The data used will be from the following dataset: https://www.kaggle.com/kondla/carinsurance Note: The file 'carInsurance_train.csv' will be split into train and test sets for modelling and prediction, as the provided 'carInsurance_test.csv' does not have any ground truth labels to validate against.
In the first section of this notebook we will perform EDA, pre-processing and some feature engineering in order to prepare the data for modelling. In the modelling segment, we will use Grid Search Cross Validation to find the optimal parameters to train an XGBoost model, to predict whether a person will purchase car insurance or not.
In the final segment of the notebook, we can make a call to the Flask API serving the persisted trained model via Google Cloud Run, in order to make a prediction on a sample from the test set.
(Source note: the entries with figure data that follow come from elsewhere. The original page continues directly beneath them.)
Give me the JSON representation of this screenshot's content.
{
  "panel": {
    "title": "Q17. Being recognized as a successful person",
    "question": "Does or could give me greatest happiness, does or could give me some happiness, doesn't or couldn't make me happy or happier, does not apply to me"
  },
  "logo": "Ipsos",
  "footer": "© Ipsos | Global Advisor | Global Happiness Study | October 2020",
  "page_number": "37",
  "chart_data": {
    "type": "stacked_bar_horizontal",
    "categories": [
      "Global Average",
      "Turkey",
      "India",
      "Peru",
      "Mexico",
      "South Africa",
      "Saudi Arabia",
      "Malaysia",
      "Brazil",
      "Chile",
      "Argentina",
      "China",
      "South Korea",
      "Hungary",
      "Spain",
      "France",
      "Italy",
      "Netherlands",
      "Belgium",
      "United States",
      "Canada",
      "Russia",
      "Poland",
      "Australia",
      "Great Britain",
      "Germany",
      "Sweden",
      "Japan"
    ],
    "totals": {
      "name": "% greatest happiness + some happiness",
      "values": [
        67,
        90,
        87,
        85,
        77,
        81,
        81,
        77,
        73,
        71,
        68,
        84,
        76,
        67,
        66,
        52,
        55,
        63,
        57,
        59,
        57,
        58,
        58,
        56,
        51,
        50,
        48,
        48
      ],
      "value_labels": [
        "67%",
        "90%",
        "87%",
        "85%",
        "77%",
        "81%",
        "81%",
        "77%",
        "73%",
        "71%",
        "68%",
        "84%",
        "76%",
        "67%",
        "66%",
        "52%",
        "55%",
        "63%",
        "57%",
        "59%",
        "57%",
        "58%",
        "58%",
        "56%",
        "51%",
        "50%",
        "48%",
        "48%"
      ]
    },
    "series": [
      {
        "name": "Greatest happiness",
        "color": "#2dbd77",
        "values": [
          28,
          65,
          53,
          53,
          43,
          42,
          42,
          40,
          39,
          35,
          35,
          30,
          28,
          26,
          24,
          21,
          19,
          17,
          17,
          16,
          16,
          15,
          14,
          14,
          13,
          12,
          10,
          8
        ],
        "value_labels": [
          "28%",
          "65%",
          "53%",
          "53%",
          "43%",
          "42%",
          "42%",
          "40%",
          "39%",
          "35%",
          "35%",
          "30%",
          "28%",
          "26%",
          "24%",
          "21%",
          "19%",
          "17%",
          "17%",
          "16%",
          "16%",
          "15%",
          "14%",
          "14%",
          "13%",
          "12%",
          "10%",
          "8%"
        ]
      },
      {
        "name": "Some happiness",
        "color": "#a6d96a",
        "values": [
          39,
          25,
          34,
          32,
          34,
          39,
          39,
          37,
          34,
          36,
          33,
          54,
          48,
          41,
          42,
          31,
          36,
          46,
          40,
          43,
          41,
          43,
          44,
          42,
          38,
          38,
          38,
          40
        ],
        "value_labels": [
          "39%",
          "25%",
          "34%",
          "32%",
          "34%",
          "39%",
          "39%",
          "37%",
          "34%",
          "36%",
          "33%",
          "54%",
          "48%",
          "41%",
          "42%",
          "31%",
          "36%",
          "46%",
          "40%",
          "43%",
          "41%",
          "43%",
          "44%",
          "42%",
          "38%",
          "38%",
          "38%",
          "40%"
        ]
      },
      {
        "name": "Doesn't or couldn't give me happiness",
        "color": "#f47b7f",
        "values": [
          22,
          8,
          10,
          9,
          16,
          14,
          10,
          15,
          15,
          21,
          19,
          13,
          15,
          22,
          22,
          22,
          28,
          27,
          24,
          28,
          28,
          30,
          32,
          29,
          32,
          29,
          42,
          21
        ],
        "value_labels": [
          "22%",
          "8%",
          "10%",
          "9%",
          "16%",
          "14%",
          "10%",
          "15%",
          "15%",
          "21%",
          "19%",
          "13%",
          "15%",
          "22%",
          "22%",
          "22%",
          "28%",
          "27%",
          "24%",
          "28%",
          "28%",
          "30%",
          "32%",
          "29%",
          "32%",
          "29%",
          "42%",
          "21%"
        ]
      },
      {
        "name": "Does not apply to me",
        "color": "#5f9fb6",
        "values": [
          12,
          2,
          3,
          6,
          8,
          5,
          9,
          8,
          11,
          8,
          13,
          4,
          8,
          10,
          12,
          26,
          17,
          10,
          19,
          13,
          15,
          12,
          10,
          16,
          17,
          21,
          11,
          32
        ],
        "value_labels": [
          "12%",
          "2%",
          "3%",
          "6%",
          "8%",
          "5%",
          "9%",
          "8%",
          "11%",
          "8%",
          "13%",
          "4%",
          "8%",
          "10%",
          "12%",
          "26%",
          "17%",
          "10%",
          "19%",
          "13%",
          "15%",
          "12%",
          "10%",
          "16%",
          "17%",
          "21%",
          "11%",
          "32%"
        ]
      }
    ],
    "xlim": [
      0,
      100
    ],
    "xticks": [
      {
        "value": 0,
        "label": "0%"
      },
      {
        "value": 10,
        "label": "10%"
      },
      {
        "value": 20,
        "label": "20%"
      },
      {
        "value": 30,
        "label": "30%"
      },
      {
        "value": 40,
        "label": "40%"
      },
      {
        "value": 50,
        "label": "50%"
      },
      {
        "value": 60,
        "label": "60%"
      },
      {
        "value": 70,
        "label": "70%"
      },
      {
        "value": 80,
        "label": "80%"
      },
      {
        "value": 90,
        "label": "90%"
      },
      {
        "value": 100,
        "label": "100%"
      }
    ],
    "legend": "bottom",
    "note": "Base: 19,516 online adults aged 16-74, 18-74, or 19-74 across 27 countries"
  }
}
To summarise the steps here, a Docker container is created and deployed via Cloud Run, with the code to continuously run and serve the Flask-RESTful API. Following the 'Deployment' segment of Car_Insurance_Prediction.ipynb will allow a user to test out the API. The Cloud Run environment has the same files that are present in the Car_Insurance_Prediction/Deployment directory here on GitHub.
If you have Docker installed on your machine, feel free to skip the above notebook and quickly build and test the application using the Dockerfile provided.
This only involves:
-
Cloning the repo
-
Navigating to the repo
-
Building a docker image from the Dockerfile:
docker build -t prediction . -
Running the container:
docker run prediction